Alors Belmondo a dit oui. Malgré les obstacles, n'exigeant de Huster qu'une chose: "Tu me filmes tel que je suis." A-t-il eu raison ? Voir Belmondo le pas hésitant, entendre les dialogues qui peinent à sortir de sa bouche, se dire que celui qui a un genou à terre a vraiment voulu se montrer comme il est, sera pour certains insupportable. Huster ne s'en défend pas. Il explique que ce film est comme une tragédie de Racine, que le public l'a reçu de deux façons bien différentes dans les festivals où, par deux fois, il a été récompensé par un prix.
Le film de trop ?
"J'ai vu des gens en larmes, émus comme jamais", dit Francis Huster. La garde rapprochée de Jean-Paul a elle aussi pleuré à la sortie du film. Certes, il y a eu ceux qui ont crié au scandale, ceux qui ont dit : "C'est indécent de montrer un homme dans cet état." A ceux-là, le réalisateur répond : "J'ai filmé Belmondo comme il me l'a demandé, sans trucages, mais il n'est pas le personnage. Il ne faut par confondre. C'est une composition d'acteur. La souffrance de Charles n'est pas celle de Jean-Paul."

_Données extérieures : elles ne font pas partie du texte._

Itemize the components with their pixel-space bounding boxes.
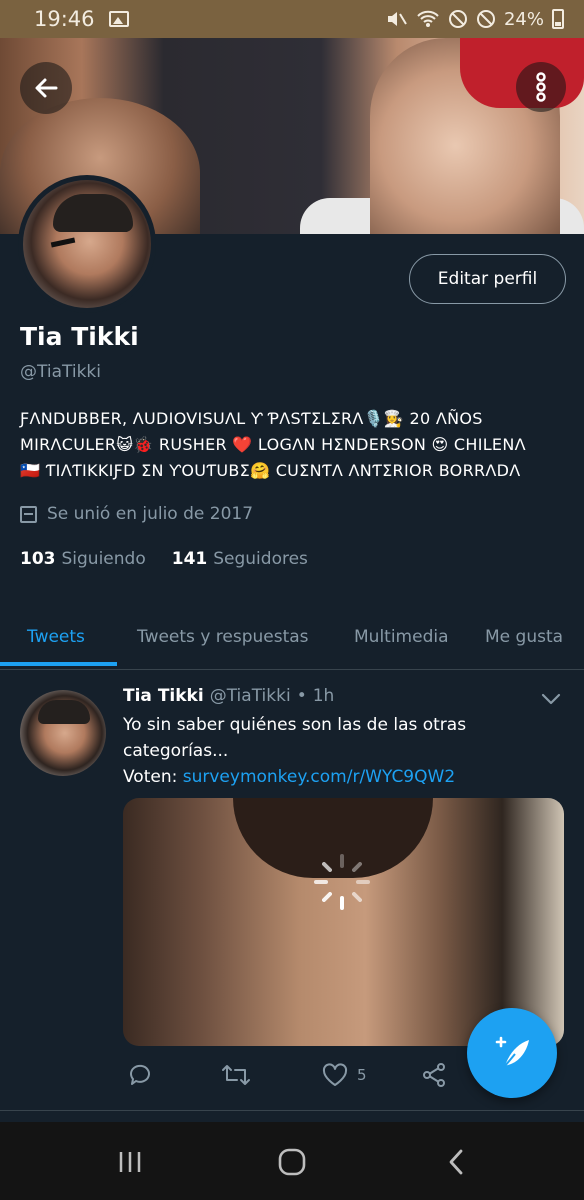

Pour autant, le public le comprendra-t-il ? Acceptera-t-il de voir le mythe presque déchu, avec ses faiblesses, sa difficulté d'élocution, l'effort douloureux que l'on ressent quand il se déplace de quelques mètres ? Belmondo a-t-il repris le chemin des studios pour un film de trop? Certes pas. On est heureux de le revoir, sa prouesse inspire le respect. L'acteur est remarquable, incroyablement émouvant. En même temps, avouons qu'on est de ceux qui se révoltent de le voir ainsi. Mais aussi de ceux qui sont restés scotchés dès qu'il apparaît - et il est de toutes les scènes. Malgré une réalisation dépouillée, économe, volontairement sombre, étrangement passéiste.
Payés au tarif syndical
Huster n'a utilisé qu'une caméra (à l'exception d'une scène avec sa fille "parce qu'avec les enfants, on ne sait jamais ce qui va sortir"). Il a aussi limité à l'extrême tous les déplacements de Bebel. On le voit deux ou trois fois marcher, tous les autres plans fixes le montrent debout, assis, couché, bougeant le moins possible. Une cinquantaine de comédiens (Jean Dujardin, Robert Hossein, Michèle Bernier, Antoine Duléry, Françoise Fabian, José Garcia, Pierre Mondy, Sarah Biasini, Max Von Sydow, et tous les autres) ont accepté de participer au projet pour un jour ou deux, au tarif syndical, tournant juste une scène, ouvrant une porte, conduisant une voiture...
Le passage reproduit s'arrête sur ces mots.